Of course, there are elements of the class that necessitate hands-on demonstration and training, and Prof. Laux applauded Mr. Martinez’s efforts to keep her class running smoothly. For students who cannot attend in person, Mr. Martinez sets up a Zoom meeting that feeds the studio signal to their homes, enabling Prof. Laux to include the students in productions mounted in class, either via their home computers or smartphones. “It is as if their home becomes a remote site for the show we produce,” she said.

Prof. Laux noted that the safety protocols enforced at the Television Center mirror what is happening in the television and film industry today, which adds another layer of preparation her students are receiving in the event of another such occurrence. 

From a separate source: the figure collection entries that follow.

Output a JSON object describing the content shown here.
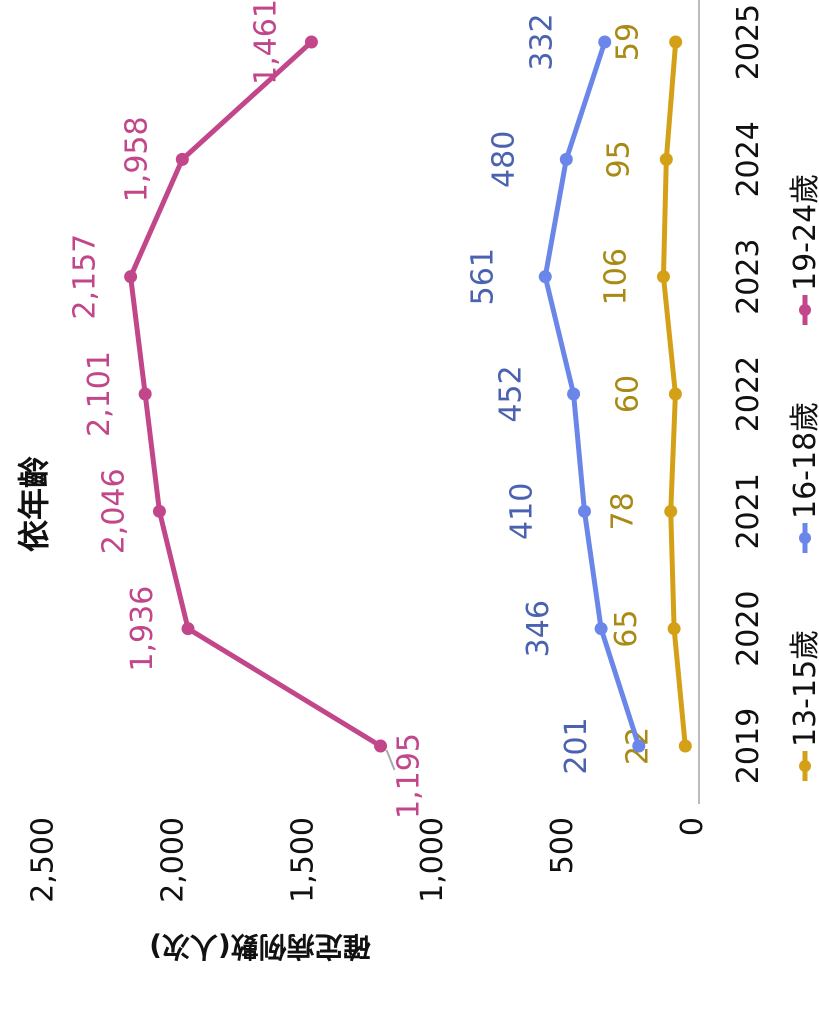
{
  "chart_data": {
    "type": "line",
    "title": "依年齡",
    "xlabel": "",
    "ylabel": "確定病例數(人次)",
    "x": [
      "2019",
      "2020",
      "2021",
      "2022",
      "2023",
      "2024",
      "2025"
    ],
    "ylim": [
      0,
      2500
    ],
    "yticks": [
      "0",
      "500",
      "1,000",
      "1,500",
      "2,000",
      "2,500"
    ],
    "ytick_values": [
      0,
      500,
      1000,
      1500,
      2000,
      2500
    ],
    "grid": false,
    "legend_position": "bottom",
    "series": [
      {
        "name": "13-15歲",
        "color": "#d4a017",
        "label_color": "#a88a14",
        "values": [
          22,
          65,
          78,
          60,
          106,
          95,
          59
        ],
        "labels": [
          "22",
          "65",
          "78",
          "60",
          "106",
          "95",
          "59"
        ]
      },
      {
        "name": "16-18歲",
        "color": "#6a86e8",
        "label_color": "#4a62b0",
        "values": [
          201,
          346,
          410,
          452,
          561,
          480,
          332
        ],
        "labels": [
          "201",
          "346",
          "410",
          "452",
          "561",
          "480",
          "332"
        ]
      },
      {
        "name": "19-24歲",
        "color": "#c2468a",
        "label_color": "#c2468a",
        "values": [
          1195,
          1936,
          2046,
          2101,
          2157,
          1958,
          1461
        ],
        "labels": [
          "1,195",
          "1,936",
          "2,046",
          "2,101",
          "2,157",
          "1,958",
          "1,461"
        ]
      }
    ]
  }
}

“I think it is very important we set a baseline,” Prof. Laux said, adding that students adhere to the rules, not only for the safety of all concerned but so she can provide them with the experience she has always given her classes. “I would rather be here versus trying to do it totally online because using the equipment is such a critical part of what we do. It is to the student’s benefit that they get as much access to the equipment, and to me, as possible.”

Communication Arts major Brooke Mosca recognizes and applauds Prof. Laux’s efforts. “Prof. Laux is hyperaware of all of the protocols; we always clean the equipment after every use, we are socially distant and wear masks, and she encourages us to wear gloves if that makes us more comfortable. She makes sure we get the experience we need.”

Junior Heather Bonsignore, also a Communication Arts major, noted that it took a few weeks to adjust, but now she has become more comfortable with the new routine. “I am grateful that Prof. Laux is willing to come in and teach us. It would be so hard to re-create this experience remotely.”

Television and Film major Jordan Solis said, “I think St. John’s as a whole has done a great job with this situation. I feel safe. They are doing the best they can, and I am having a good time in school again.”